On most nights, I would have at least gone over to him for a minute to see how he was doing. I don't know if I just felt sorry for the guy, or if I felt guilty because of the business with Sylvia. Or maybe I really liked the guy. Maybe I considered him my friend despite all the obvious reasons not to. But for some reason I just didn't feel up to it on this night. I let him stand there by the bar until he finally gave up and left.
I felt bad as soon as the door shut behind him. "I'm gonna call it a night, guys," I said. I was hoping I could catch him in the parking lot, but when I got outside he was already gone.
On the ride home, there's a stretch on the main road where the trees open up and you get a great look at the lake. There wasn't much moonlight coming through the clouds, but there was enough to see that the waves were getting bigger, maybe four or five feet. I could feel the truck rocking in the wind as I drove. Somewhere out there, a good thousand feet under the waves, there were twenty-nine men still sleeping, twenty years after the Edmund Fitzgerald went down. I bet that night felt just like this one.
The wind followed me all the way home, and even when I was inside the cabin I could feel it coming through the cracks. I turned off every light and crawled under my thickest comforter. In the total darkness I could hear the night whispering to me.
I slept. I don't know how long. Then a noise. The phone.
It rang a few times before I got to it. When I picked it up, a voice said, "Alex."
"Alex, it's me, Edwin."
"Edwin? God, what time is it?"
"I don't know," he said. "I think it's about two in the morning."
"Two in the ... for God's sake, Edwin, what is it?"
"Um, I've got a little problem here, Alex."
"What kind of problem?"
"Alex, I know it's real late, but is there any chance of you coming out here?"
"Where? Your house?"
"No. I'm in the Soo."
"What? I just saw you a couple hours ago at the bar."
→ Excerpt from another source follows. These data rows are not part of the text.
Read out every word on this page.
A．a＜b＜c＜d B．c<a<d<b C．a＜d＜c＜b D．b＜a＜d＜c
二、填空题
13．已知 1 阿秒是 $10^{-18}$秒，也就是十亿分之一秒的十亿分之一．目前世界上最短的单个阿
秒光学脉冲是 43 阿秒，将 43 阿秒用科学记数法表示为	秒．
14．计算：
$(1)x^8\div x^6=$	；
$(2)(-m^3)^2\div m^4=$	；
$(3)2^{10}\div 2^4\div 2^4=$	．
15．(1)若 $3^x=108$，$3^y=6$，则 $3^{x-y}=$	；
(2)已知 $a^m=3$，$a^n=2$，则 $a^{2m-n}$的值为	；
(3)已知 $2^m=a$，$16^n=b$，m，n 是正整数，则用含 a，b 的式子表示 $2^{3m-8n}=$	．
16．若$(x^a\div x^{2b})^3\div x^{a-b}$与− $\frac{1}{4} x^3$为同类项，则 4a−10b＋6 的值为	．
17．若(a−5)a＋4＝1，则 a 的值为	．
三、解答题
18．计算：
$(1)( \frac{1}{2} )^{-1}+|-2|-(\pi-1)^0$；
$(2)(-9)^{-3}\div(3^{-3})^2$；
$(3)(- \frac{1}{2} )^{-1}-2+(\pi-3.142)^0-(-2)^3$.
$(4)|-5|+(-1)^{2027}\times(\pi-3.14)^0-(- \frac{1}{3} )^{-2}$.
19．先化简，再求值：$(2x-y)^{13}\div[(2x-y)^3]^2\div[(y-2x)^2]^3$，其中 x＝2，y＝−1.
"Yeah, I know. I was on my way out here."
"Edwin, what the hell's going on?"
I stood there shivering for a long moment, listening to the wind outside and to a distant hum on the phone line. "Alex, please," he finally said. His voice started to break. "Please come out here. I think he's dead."
"Who's dead? What are you talking about?"
"I really think he's dead, Alex. I mean, the blood ..."
"Edwin, where are you?"
"The blood, Alex." I could barely hear him. "I've never seen so much blood."